The current study was intended to overcome the data scarcity issue of the study area, which is a major concern of the QTP catchments. In the current study, data availability on reservoir operations was a major constraint. Additionally, the data quality and availability for hydro-meteorological parameters included in the study were a prime concern for the trans-boundary Lhasa River.

5. Conclusions

The current study was carried out to evaluate the reservoir construction’s impact on LR discharge using double-mass curve analysis, estimating the CV for the closely related hydro-meteorological phenomena of LRB and identifying a trend on the hydro-meteorological behavior of the LRB using the well-known MK-S test. We found that:

• The reservoir operation years showed themselves in the double-mass curve analysis for both the long-term (1956–2016) data series and the study time span of 2000–2016 as the break points in both curves.
• CV values were individually calculated for two time spans of 1956–1999 and 2000–2016, and they showed that the variability in the hydro-meteorological phenomena for LRB was remarkably intensified in the latter time span compared to the years during the first time span. The variability in rainfall, temperature, and LR discharge escalated during the years 2000–2016. For the former time span, the LR discharge varied in accordance with the rainfall variation. For the latter time span, the variation in LR discharge was seen to be far greater than the rainfall variability. Additionally, the temperature change in the LRB was seen to be more rapid in the latter time period. However, the enormous variation in the LR discharge could not solely be attributed to the climatic factors, so some other factors are controlling the LR hydrological phenomena.
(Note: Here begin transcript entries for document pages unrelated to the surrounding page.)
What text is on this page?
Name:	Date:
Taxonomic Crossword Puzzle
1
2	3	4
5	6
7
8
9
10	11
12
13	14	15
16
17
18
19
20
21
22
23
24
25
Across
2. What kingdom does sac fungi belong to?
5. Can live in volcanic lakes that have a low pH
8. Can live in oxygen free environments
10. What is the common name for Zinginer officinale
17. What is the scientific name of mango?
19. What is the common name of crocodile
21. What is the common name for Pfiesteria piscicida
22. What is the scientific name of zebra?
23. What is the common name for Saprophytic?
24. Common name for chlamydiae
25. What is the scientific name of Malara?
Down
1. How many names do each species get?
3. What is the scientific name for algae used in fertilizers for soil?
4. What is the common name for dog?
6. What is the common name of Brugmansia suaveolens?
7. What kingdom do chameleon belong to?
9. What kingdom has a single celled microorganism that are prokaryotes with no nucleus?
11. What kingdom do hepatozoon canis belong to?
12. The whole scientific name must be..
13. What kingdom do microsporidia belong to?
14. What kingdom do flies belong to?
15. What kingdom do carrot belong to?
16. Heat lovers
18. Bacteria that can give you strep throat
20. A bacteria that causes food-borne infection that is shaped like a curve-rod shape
This strong variation in LR discharge during the time span of 2000–2016 was the outcome of the two dams built over the LR. The Zhikong hydropower plant and the Pangduo power plant—which began operations in 2006 and 2013, respectively—have been influencing the LR discharge and causing a substantial variation in the LR discharge.
• The MK-S test revealed a non-significant increase in the rainfall and a subsequent increase in LR discharge for the time 1956–1999. However, for the time span of 2000–2016, the rainfall in LRB experienced a non-significant decrease, whereas the LR discharge significantly decreased with an amplified magnitude that could be well-attributed to the reservoir functioning in the LRB. The temperature in the LRB was found to significantly decrease for the time spans of 1956–1999 and 2000–2016. The increase in temperature was more in the latter time span and potentially affected the snowmelt, evapotranspiration, and (ultimately) the discharge of the LR on a seasonal scale.

While predicting the LR discharge from 2017 to 2025, SWAT-ARIMA coupling revealed:

4.

The SWAT model was capable of simulating the LR discharge under reservoir influence, and simulation-based LR discharge can be a replacement to observed LR discharge. This could undisputedly aid in overcoming the hydrological data scarcity constraint in the LRB.

5.

The best-fitted seasonal ARIMA has forecasted a closely corresponding decreasing LR discharge time series for the years 2017–2025 when using the observation-based and simulation-based LR hydrological data. The observation-based predicted discharge was seen to decline at a greater extent, but the simulation-based predicted discharge was seen to follow the similar behavior to the observed LR discharge but while decreasing in the years from 2017 to 2025.

6.

This study revealed that a prominent climate change phenomena and human interferences are simultaneously affecting the hydrological regime of the LRB. This demands a more extensive study with a special influence on data availability for reservoir operations and procedures, water resource usage and allocation, ground water processes, etc. The study holds significance in assisting the water resource planning, management, availability, and requirement of water in hydropower generation, irrigation, domestic uses, etc., in the future for the LRB.